Now Duncan tells me that he saw a couple of Turtle Doves on his farm last week and so I was very keen to check it out. Not, I hasten to add, to check up on him but to see this now rare bird, in a Northamptonshire context, for myself. It would please me no end if there were still Turtle Doves nesting close to my home, and that pleasure would be all the greater if they were on Duncan’s farm.
But I didn’t see (or hear) any. I haven’t given up and Duncan and I have a cunning plan which I will reveal in due course if it comes to fruition. I did have a cup of tea with Duncan though and we talked about farming and birds.

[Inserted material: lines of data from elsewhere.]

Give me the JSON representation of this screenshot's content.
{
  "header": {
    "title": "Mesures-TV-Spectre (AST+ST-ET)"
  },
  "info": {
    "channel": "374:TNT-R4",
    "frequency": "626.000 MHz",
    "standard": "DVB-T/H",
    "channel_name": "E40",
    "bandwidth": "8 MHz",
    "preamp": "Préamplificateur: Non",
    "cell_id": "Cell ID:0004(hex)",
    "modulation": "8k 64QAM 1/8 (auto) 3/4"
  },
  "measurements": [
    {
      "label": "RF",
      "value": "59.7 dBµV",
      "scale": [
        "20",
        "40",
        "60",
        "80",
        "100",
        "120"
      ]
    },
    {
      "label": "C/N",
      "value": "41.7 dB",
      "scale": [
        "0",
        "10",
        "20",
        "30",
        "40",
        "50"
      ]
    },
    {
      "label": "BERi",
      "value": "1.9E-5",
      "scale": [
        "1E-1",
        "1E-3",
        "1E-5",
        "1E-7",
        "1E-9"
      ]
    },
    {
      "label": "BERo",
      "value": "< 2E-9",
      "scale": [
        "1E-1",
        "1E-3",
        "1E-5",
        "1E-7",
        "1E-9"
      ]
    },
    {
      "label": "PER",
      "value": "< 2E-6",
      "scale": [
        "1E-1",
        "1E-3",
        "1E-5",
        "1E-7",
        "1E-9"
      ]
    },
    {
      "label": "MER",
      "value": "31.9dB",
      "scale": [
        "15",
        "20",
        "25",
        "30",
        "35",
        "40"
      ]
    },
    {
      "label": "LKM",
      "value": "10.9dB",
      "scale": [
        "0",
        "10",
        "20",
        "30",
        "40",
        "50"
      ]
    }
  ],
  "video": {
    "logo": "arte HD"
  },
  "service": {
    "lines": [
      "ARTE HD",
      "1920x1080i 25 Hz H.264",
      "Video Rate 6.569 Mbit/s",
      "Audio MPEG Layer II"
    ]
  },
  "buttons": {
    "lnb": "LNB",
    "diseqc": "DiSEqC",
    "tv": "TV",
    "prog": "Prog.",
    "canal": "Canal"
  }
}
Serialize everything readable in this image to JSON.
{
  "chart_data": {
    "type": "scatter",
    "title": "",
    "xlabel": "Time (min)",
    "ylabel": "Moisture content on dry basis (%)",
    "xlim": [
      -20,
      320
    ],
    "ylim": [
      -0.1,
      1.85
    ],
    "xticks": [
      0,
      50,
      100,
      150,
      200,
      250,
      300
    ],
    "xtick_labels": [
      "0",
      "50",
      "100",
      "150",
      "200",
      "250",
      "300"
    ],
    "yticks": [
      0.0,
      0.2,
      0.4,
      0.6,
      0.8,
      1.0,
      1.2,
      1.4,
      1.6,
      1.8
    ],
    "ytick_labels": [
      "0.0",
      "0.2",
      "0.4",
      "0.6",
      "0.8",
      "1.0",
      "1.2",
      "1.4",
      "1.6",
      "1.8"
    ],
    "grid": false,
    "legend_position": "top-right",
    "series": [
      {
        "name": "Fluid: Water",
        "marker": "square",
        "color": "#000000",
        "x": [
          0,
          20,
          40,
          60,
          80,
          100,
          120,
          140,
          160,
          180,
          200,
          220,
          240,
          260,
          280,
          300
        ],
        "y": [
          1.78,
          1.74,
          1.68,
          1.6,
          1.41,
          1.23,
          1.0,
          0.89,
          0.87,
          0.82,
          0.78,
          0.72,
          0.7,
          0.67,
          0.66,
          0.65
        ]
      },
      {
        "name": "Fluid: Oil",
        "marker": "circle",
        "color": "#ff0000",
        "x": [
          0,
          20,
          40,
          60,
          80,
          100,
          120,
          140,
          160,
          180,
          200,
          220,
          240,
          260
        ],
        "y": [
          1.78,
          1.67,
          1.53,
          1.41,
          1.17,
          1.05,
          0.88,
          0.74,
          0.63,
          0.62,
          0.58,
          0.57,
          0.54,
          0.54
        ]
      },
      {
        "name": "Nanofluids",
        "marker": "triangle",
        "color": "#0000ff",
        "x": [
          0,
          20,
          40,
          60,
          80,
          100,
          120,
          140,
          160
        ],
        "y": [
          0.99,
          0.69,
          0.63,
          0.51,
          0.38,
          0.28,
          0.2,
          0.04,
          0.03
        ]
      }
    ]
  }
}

Duncan tells me that last year was the worst year financially on his farm for many a year – this was almost entirely due to the weather. Duncan and I had chatted about this last summer when I had returned from the USA and was looking for Turtle Doves and writing A Message from Martha. In fact, Duncan features in the last chapter of A Message from Martha (as do the NFU, the BBS, George Monbiot’s book Feral, the Bird Fair, the Hen Harrier, Liverpool Central Library and a cast of thousands). Duncan and his farm have quite a big role in Chapter 8 (he’s mentioned on pages 264-8) as he is my very favourite local farmer (and the Mellow Yellow garlic mayonnaise is just delicious). So I told Duncan he’d get his free copy of the book fairly soon as it’s published in the UK on 17 July. And Duncan told me that this year’s harvest was looking good, so far, fingers crossed.
But no Turtle Doves.
Butterflies, however, are easy peasy. I drove to Glapthorn Cow Pasture and spent 10 minutes or so looking at a Black Hairstreak butterfly about a foot away from me. This is my photograph of the bramble patch where the butterfly was actually sitting – can you see it? No, of course not – but it’s there somewhere. The photograph below was taken by Roderick Leslie at the same bramble patch in 1999 when we had an equally satisfying view. Butterflies are easy!
Roderick reminds me that on that day in 1999 we saw a couple of Red Kites and a Buzzard. Red Kites were becoming more and more noticeable in these parts then, thanks to a reintroduction project but they were not nearly as common as now. And the Buzzard was the ‘star bird’ – still a rarity 15 years ago, yet I saw one from my bedroom window yesterday and thought nothing of it.
In those 15 years, Turtle Doves have become much rarer near me and Buzzards much commoner (no, there is no connection), but through that period Glapthorn Cow Pasture, a Beds, Cambs and Northants Wildlife Trust reserve has served up Black Hairstreaks in the same bushes for me just about every year.
Whereas Turtle Doves go to Africa and back every year, and Buzzards have spread into Northants from points west, Black Hairstreaks are stable in numbers and are restricted to c50 woods in the UK. They don’t seem to want to go anywhere. Or should we think of them as being imprisoned in their few safe strongholds? They seem to be the agoraphobics of the butterfly world.
I do wonder what happens to Black Hairstreaks as climate change exerts a greater impact on our countryside. Will they ‘want’ to move north but not be able? Will future generations of us be moving Black Hairstreaks ‘up north’ because they can’t manage to fly across a few open fields themselves?
I’d miss seeing Black Hairstreaks on the familiar bramble patch each year. Butterflies are easy – but maybe life is tough for them.